Я хотел драться. Избить этого ухмыляющегося типа. Я желал разборок. Злость во мне заиграла обезумевшим оркестром — даже перед глазами что-то начало проясняться. Кнопки, фиолетовый галстук Цукиямы, пол кабины лифта, раскрывающиеся двери и цифра «11» на стене напротив. Я так хотел драки, так хотел доказать, что я ни черта не слабый, что я выдержу любое приключившееся с собой дерьмо — я так хотел это доказать, что потерял сознание.
*
Мне ничего не снилось.
Когда я открыл глаза, то увидел светлый потолок и мелкую трещину на нём. Несколько минут я лежал неподвижно, боясь пошевелить даже пальцами ног. Слушал собственное дыхание: ровное, без хрипов. Водил языком по своим зубам, выискивая потери: их не оказалось. Смотреть по сторонам не осмеливался, так как голова продолжала болеть и кружиться.
В конце концов я решил, что так просто не могу оставаться на одном месте. Только хотел подняться, как прохладная ладонь легла на мою грудь. Я вздрогнул, издав какой-то хриплый вскрик. Сердце тут же забилось быстрее, а в глазах начали плавать тёмные точки.

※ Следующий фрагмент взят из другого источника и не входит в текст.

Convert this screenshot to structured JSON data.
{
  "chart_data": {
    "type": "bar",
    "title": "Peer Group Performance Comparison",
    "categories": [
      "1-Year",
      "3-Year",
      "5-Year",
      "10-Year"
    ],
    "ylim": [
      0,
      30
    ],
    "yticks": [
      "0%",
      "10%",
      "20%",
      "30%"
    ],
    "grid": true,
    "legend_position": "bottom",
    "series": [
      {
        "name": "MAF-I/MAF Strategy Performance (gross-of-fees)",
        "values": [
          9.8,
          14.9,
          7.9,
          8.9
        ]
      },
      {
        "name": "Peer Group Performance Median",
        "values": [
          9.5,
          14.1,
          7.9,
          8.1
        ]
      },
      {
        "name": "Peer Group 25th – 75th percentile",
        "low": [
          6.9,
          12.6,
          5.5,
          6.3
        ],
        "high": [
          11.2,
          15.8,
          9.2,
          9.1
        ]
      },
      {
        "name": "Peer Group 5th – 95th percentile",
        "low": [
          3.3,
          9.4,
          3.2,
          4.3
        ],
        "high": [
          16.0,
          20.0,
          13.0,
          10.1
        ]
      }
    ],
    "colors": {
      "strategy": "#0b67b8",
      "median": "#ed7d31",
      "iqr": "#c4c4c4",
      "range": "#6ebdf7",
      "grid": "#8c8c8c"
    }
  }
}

— Лучше Вам не вставать, — как-то незавершённо проговорил уже знакомый мне хирург, сидевший на стуле по правую сторону от меня.
— Прекрасно, — выдохнул я со злостью, уставившись в потолок и положив руки на грудь. Пальцы коснулись бинтов. Как бы невзначай я спросил: — Шрамы останутся?

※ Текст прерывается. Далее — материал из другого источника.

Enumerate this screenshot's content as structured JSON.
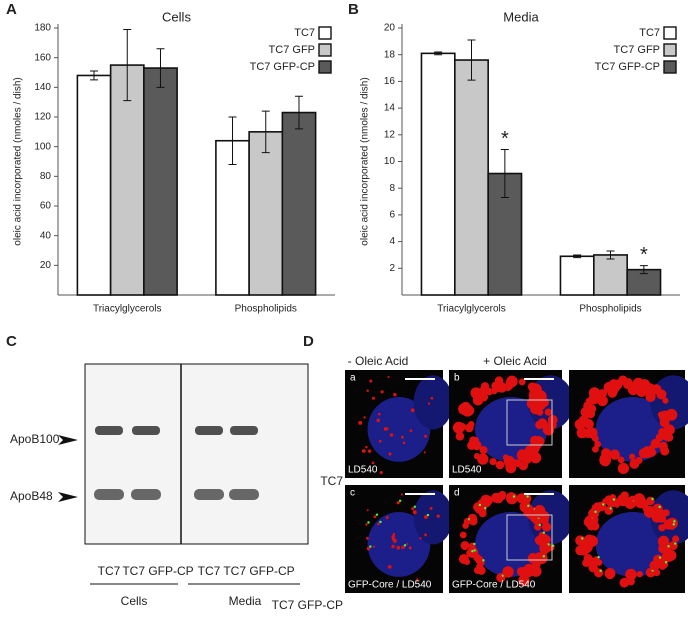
{
  "chart_data": [
    {
      "panel": "A",
      "type": "bar",
      "title": "Cells",
      "y_label": "oleic acid incorporated (nmoles / dish)",
      "categories": [
        "Triacylglycerols",
        "Phospholipids"
      ],
      "series": [
        {
          "name": "TC7",
          "color": "#ffffff",
          "values": [
            148,
            104
          ],
          "errors": [
            3,
            16
          ]
        },
        {
          "name": "TC7 GFP",
          "color": "#c8c8c8",
          "values": [
            155,
            110
          ],
          "errors": [
            24,
            14
          ]
        },
        {
          "name": "TC7 GFP-CP",
          "color": "#5a5a5a",
          "values": [
            153,
            123
          ],
          "errors": [
            13,
            11
          ]
        }
      ],
      "ylim": [
        0,
        180
      ],
      "yticks": [
        20,
        40,
        60,
        80,
        100,
        120,
        140,
        160,
        180
      ]
    },
    {
      "panel": "B",
      "type": "bar",
      "title": "Media",
      "y_label": "oleic acid incorporated (nmoles / dish)",
      "categories": [
        "Triacylglycerols",
        "Phospholipids"
      ],
      "series": [
        {
          "name": "TC7",
          "color": "#ffffff",
          "values": [
            18.1,
            2.9
          ],
          "errors": [
            0.1,
            0.1
          ]
        },
        {
          "name": "TC7 GFP",
          "color": "#c8c8c8",
          "values": [
            17.6,
            3.0
          ],
          "errors": [
            1.5,
            0.3
          ]
        },
        {
          "name": "TC7 GFP-CP",
          "color": "#5a5a5a",
          "values": [
            9.1,
            1.9
          ],
          "errors": [
            1.8,
            0.3
          ],
          "annotations": [
            "*",
            "*"
          ]
        }
      ],
      "ylim": [
        0,
        20
      ],
      "yticks": [
        2,
        4,
        6,
        8,
        10,
        12,
        14,
        16,
        18,
        20
      ]
    }
  ],
  "blot": {
    "panel": "C",
    "bands": [
      "ApoB100",
      "ApoB48"
    ],
    "lanes": [
      "TC7",
      "TC7 GFP-CP",
      "TC7",
      "TC7 GFP-CP"
    ],
    "groups": [
      "Cells",
      "Media"
    ]
  },
  "micrographs": {
    "panel": "D",
    "columns": [
      "- Oleic Acid",
      "+ Oleic Acid"
    ],
    "rows": [
      {
        "label": "TC7",
        "images": [
          {
            "letter": "a",
            "caption": "LD540"
          },
          {
            "letter": "b",
            "caption": "LD540"
          }
        ]
      },
      {
        "label": "TC7 GFP-CP",
        "images": [
          {
            "letter": "c",
            "caption": "GFP-Core / LD540"
          },
          {
            "letter": "d",
            "caption": "GFP-Core / LD540"
          }
        ]
      }
    ]
  }
}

— Естественно, — с улыбкой ответил мне Цукияма, придвинувшись на стуле ближе к кровати. Он чуть наклонился вперёд и приторно прошептал: — Вы были очаровательно беспомощны вчера.
Я скривился от подобных слов. Никто и никогда не смеет меня называть беспомощным! Я был таким когда-то, но не сейчас. Даже когда я валялся на земле и не мог подняться, даже когда меня избивали вчетвером ногами и руками... Нет, я не беспомощный. Я всё же повернул голову в сторону Цукиямы.

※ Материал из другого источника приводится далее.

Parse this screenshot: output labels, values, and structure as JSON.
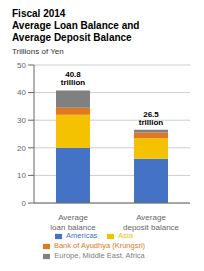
{
  "chart_data": {
    "type": "bar",
    "stacked": true,
    "title": "Fiscal 2014\nAverage Loan Balance and\nAverage Deposit Balance",
    "ylabel": "Trillions of Yen",
    "categories": [
      "Average\nloan balance",
      "Average\ndeposit balance"
    ],
    "series": [
      {
        "name": "Americas",
        "color": "#4472C4",
        "values": [
          20.0,
          16.0
        ]
      },
      {
        "name": "Asia",
        "color": "#F5C200",
        "values": [
          12.0,
          7.5
        ]
      },
      {
        "name": "Bank of Ayudhya (Krungsri)",
        "color": "#E07820",
        "values": [
          2.5,
          2.0
        ]
      },
      {
        "name": "Europe, Middle East, Africa",
        "color": "#808080",
        "values": [
          6.3,
          1.0
        ]
      }
    ],
    "annotations": [
      "40.8 trillion",
      "26.5 trillion"
    ],
    "ylim": [
      0,
      50
    ],
    "yticks": [
      0,
      10,
      20,
      30,
      40,
      50
    ],
    "grid": true,
    "legend": "bottom"
  }
}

— Ещё раз скажешь что-то подобное — я сотру твою идиотскую улыбку с твоего не менее идиотского лица, — пригрозил я, сокрушая всяческие границы приличия.
Но я был в действительности зол. Меня не волновал тот факт, что я лежу в чужом доме, в чужой кровати, с зашитой и обработанной раной. Что обо мне позаботились, а я проявляю такое хамство. Нужно держать язык за зубами не мне, а тебе, Цукияма. Я бы так ему и сказал, но не смог. Потому что даже после моей угрозы выражение его лица не изменилось: он смотрел с жутким обожанием. Любовался. Созерцал.
— Вас ведь зовут Канеки Кен? — разомкнулись вдруг его тонкие губы.
Я шумно сглотнул, выдыхая через нос.
— Зовут, — подтвердил я. — Только откуда ты это знаешь?
— Мне довелось уже иметь дело с Вашей бандитской шайкой, — всё с той же хитрой физиономией пояснил он, не забывая скользить по моему телу взглядом, начиная от ключиц и заканчивая низом живота, ибо то, что было дальше, скрывало тёмное одеяло. — И не раз, Канеки.
— Цукияма, — в тон хирургу отозвался я, — может, прекратишь разглядывать меня?
Он поднял на меня свои сиреневые глаза и усмехнулся. Если честно, я ещё таких глаз не встречал. Цвет был ненастоящим. По крайней мере, так казалось мне. Именно поэтому я с глупым интересом всматривался в его бледное лицо, не лишённое приятных черт. Чем дольше я смотрел в малознакомое лицо, тем явственнее понимал: оно и красиво, и уродливо. Потому что мягкие черты сочетались с резкими. И дело вовсе не в чёртовом освещении. Я разозлился.
— Я слышал, что Вы занимаетесь контрабандой и продажей наркотиков, — подал голос Цукияма, не удосужившись ответить на мой вопрос. Хирург продолжал разглядывать меня, совсем этого не стесняясь.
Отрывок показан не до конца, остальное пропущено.